Myth #1: Social Security will go away before you do. The federal government has announced that Social Security may become insolvent between 2033 and 2037 if no action is taken – but it is practically a given that Congress will act on the program’s behalf. Social Security provides 40% of the total income of the 40 million Americans receiving retirement benefits.
Did you know that Social Security has had a surplus each year since 1984? That situation is about to change. By about 2020, the program is projected to face a deficit, which it will tap incoming interest payments to offset. It will only be able to use that tactic until the mid-2030s. The program will not “run dry” or go bankrupt at that point, but by some estimates, its payments to retirees could become about 25% smaller.
Myth #2: Your Social Security benefits are “your” money. It would be a fitting reward if your Social Security income represented the return of all the payroll taxes you had paid through the years. Unfortunately, that is not the case. The payroll taxes you paid decades ago funded the Social Security benefits that went to retirees at that time. Your Social Security benefits will be funded by the payroll taxes that a younger generation pays.
Myth #3: Social Security income is tax-free. In reality, up to 85% of your Social Security income may be taxed. Social Security uses a formula to determine the taxable amount which is as follows:
adjusted gross income + nontaxable interest + one-half of your Social Security benefit = your combined income.
Single filers with combined incomes between $25,000-$34,000 and joint filers with combined incomes between $32,000-$44,000 may have as much as 50% of their benefits taxed. Single filers with combined incomes above $34,000 and joint filers with combined incomes above $44,000 may have up to 85% of their benefits subject to taxation.
Myth #4: If you have never worked, you will never get Social Security benefits. This is not necessarily true.
Generally speaking, you have to work at least 10 years to become eligible for Social Security income. That is, you have to spend ten or more years at jobs in which you pay Social Security taxes; you have to pay into the system to get something back from the system. Unfortunately, care-giving and child-rearing do not qualify you for Social Security.
To get technical about it, you must accumulate 40 “credits” to become eligible for benefits. When you receive $1,260 in earned income, you get one credit. Another $1,260 in earned income brings you another credit, and so forth. You can receive up to four credits per year. Most people will collect their 40 credits in a decade, though others will take longer.

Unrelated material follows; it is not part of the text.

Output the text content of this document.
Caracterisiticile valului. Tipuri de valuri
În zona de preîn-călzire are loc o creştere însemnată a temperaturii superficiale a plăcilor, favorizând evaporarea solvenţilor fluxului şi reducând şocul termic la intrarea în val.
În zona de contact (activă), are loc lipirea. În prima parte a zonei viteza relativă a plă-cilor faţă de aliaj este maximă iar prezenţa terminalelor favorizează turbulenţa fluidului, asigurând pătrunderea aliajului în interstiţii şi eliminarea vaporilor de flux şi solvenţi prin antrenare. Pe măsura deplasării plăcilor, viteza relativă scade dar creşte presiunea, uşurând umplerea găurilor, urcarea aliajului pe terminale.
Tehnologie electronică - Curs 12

If you have never worked, or worked for less than 10 years, you could still qualify for Social Security on the earnings record of your spouse, your ex-spouse, or your late spouse. A widow can choose to collect up to 100% of a deceased spouse’s monthly benefit, a married spouse can collect up to 50% of the other spouse’s monthly benefit. If you are divorced, you may still file for Social Security benefits based on your ex-spouse’s earnings record provided that the marriage lasted 10 years or longer and you have not married again.